Summary: About the power of the resurrection in Christian believers through the Holy Spirit.
THE THIRD SUNDAY OF EASTER
April 10, 2005
St. Andrew’s Episcopal Church
The Very Rev. M. Anthony Seel, Jr.
"Easter in Us"
The poet Gerard Manley Hopkins wrote a poem in memory of five Franciscan sisters who drowned when a ship named the Deutschland went down. In the 35th and final stanza of this poem, Hopkins writes about Jesus Christ, “let him easter in us.” Hopkins uses the noun Easter is used as a verb, and it is this striking use that has evoked comment from Methodist Bishop William Willimon.
Willimon asks, “what could be less like us than Easter? What could be further removed from who we are and where we live than Easter?” [Pulpit Resource, 4/99, 16]
As Willimon suggests, nothing could be further from our everyday thoughts and experience than the high-flying wonders of Easter: resurrection, immortality, eternal life and the rest of it. Which is why it is good to look at a gospel story that meets us at road level. On Easter Day, two followers of Christ left Jerusalem to travel to Emmaus, a village about 7 miles from Jerusalem. Along the way, Cleopas and his companion, possibly his wife, talked what had happened in Jerusalem.
Along the way, they discussed Jesus’ arrest, trial and crucifixion. They discussed what they had heard about earlier that day, that some women had gone to the tomb were Jesus was laid and discovered that it was empty. Furthermore, these same women said that they had seen "a vision of angels" at the tomb who said that Jesus was alive. As they talked and walked on the road to Emmaus, a third traveler joined them.
Here are two followers of Christ who have left Jerusalem disappointed. They are discouraged about what has happened to Jesus and they have discounted the story they heard about His resurrection. They were headed out of town and there was no Easter in them. They once had hope that Jesus was the One who would redeem Israel, but now their hopes were dashed, and they were in despair.

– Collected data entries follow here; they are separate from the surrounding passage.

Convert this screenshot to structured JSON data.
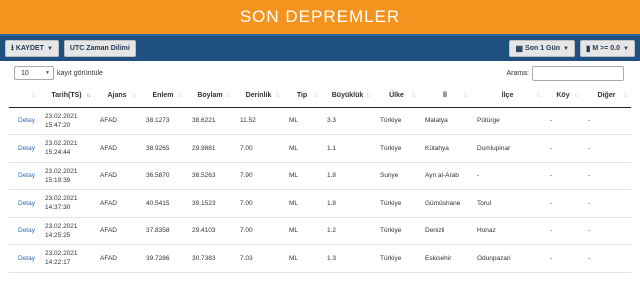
{
  "header": {
    "title": "SON DEPREMLER"
  },
  "toolbar": {
    "save_label": "KAYDET",
    "utc_label": "UTC Zaman Dilimi",
    "period_label": "Son 1 Gün",
    "magnitude_label": "M >= 0.0"
  },
  "controls": {
    "page_length": "10",
    "page_length_label": "kayıt görüntüle",
    "search_label": "Arama:",
    "search_value": ""
  },
  "table": {
    "headers": [
      "",
      "Tarih(TS)",
      "Ajans",
      "Enlem",
      "Boylam",
      "Derinlik",
      "Tip",
      "Büyüklük",
      "Ülke",
      "İl",
      "İlçe",
      "Köy",
      "Diğer"
    ],
    "rows": [
      {
        "link": "Detay",
        "date": "23.02.2021",
        "time": "15:47:20",
        "agency": "AFAD",
        "lat": "38.1273",
        "lon": "38.6221",
        "depth": "11.52",
        "type": "ML",
        "mag": "3.3",
        "country": "Türkiye",
        "province": "Malatya",
        "district": "Pütürge",
        "village": "-",
        "other": "-"
      },
      {
        "link": "Detay",
        "date": "23.02.2021",
        "time": "15:24:44",
        "agency": "AFAD",
        "lat": "38.9265",
        "lon": "29.9881",
        "depth": "7.00",
        "type": "ML",
        "mag": "1.1",
        "country": "Türkiye",
        "province": "Kütahya",
        "district": "Dumlupinar",
        "village": "-",
        "other": "-"
      },
      {
        "link": "Detay",
        "date": "23.02.2021",
        "time": "15:19:39",
        "agency": "AFAD",
        "lat": "36.5870",
        "lon": "38.5263",
        "depth": "7.90",
        "type": "ML",
        "mag": "1.8",
        "country": "Suriye",
        "province": "Ayn al-Arab",
        "district": "-",
        "village": "-",
        "other": "-"
      },
      {
        "link": "Detay",
        "date": "23.02.2021",
        "time": "14:37:30",
        "agency": "AFAD",
        "lat": "40.5415",
        "lon": "39.1523",
        "depth": "7.00",
        "type": "ML",
        "mag": "1.8",
        "country": "Türkiye",
        "province": "Gümüshane",
        "district": "Torul",
        "village": "-",
        "other": "-"
      },
      {
        "link": "Detay",
        "date": "23.02.2021",
        "time": "14:25:25",
        "agency": "AFAD",
        "lat": "37.8358",
        "lon": "29.4103",
        "depth": "7.00",
        "type": "ML",
        "mag": "1.2",
        "country": "Türkiye",
        "province": "Denizli",
        "district": "Honaz",
        "village": "-",
        "other": "-"
      },
      {
        "link": "Detay",
        "date": "23.02.2021",
        "time": "14:22:17",
        "agency": "AFAD",
        "lat": "39.7286",
        "lon": "30.7383",
        "depth": "7.03",
        "type": "ML",
        "mag": "1.3",
        "country": "Türkiye",
        "province": "Eskisehir",
        "district": "Odunpazari",
        "village": "-",
        "other": "-"
      }
    ]
  }
}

Luke tells us that "their eyes were kept from recognizing" Jesus as He walks with them, and they replay their conversation to Him as they travel. Jesus has some sharp words for them after they complete their sad story.
vv. 25-26 And he said to them, "O foolish ones, and slow of heart to believe all that the prophets have spoken! Was it not necessary that the Christ should suffer these things and enter into his glory?" and beginning with Moses and all the Prophets, he interpreted to them from the Hebrew Scriptures the things concerning himself.
Cleopas and his traveling partner remarked later about this experience, “Were not our hearts burning within us while he was talking to us on the road, while he was opening the scriptures to us?”
They continued walking as Jesus taught them, and they came to Emmaus. Jesus indicated that He was going to journey beyond Emmaus, but His two followers pleaded with Him to stay the night with them, and He agreed to do so. During the evening meal, Jesus "took the bread and blessed and broke it and gave it to them" (v. 30). It is through the taking, blessing, breaking and giving of the bread that the two disciples recognize Jesus. Although Jesus is the guest, He takes on the role of host at dinner.
As we see in this wonder-filled and much-beloved story, it was in the breaking of bread that Cleopas and his fellow traveler come to understand that Jesus their Lord is with them. In this regard, I love what that great German Lutheran pastor Dietrich Bonhoeffer has to say about table fellowship. Bonhoeffer says in his little book, Life Together:
The Scriptures speak of three kinds of table fellowship that Jesus
keeps with his own: daily fellowship at table, the table fellowship
of the Lord’s Supper, and the final table fellowship in the Kingdom
of God. But in all three the one that counts is that “their eyes were
opened, and they knew him.” [p. 66]
In that brief meal that they share with Jesus, “their eyes were opened.” In the simple act of sitting down together with Jesus to share a meal, “their eyes were opened, and they knew him.” Easter came to these two disciples later than for those who stayed in Jerusalem, but Easter did come to them, thanks be to God.
In the Emmaus Road story, we find two important elements of Christian worship. First, Jesus opens the Word of God to His fellow travelers. “Beginning with Moses and all the prophets, he interpreted the things about himself in all the scriptures.”
While we read together more Scripture in our services than any other church, even in Episcopal or Anglican worship, in our sermons and homilies we do not interpret everything pertaining to Jesus from the Hebrew Scriptures. But in every season other than Easter, we do include an Old Testament reading and a psalm. In the Easter season, we read the great witness to Jesus by the apostles in the Book of Acts for our first reading. Secondly, every Sunday we read a New Testament lesson and a Gospel lesson. Afterwards, the Word of God is interpreted in the sermon.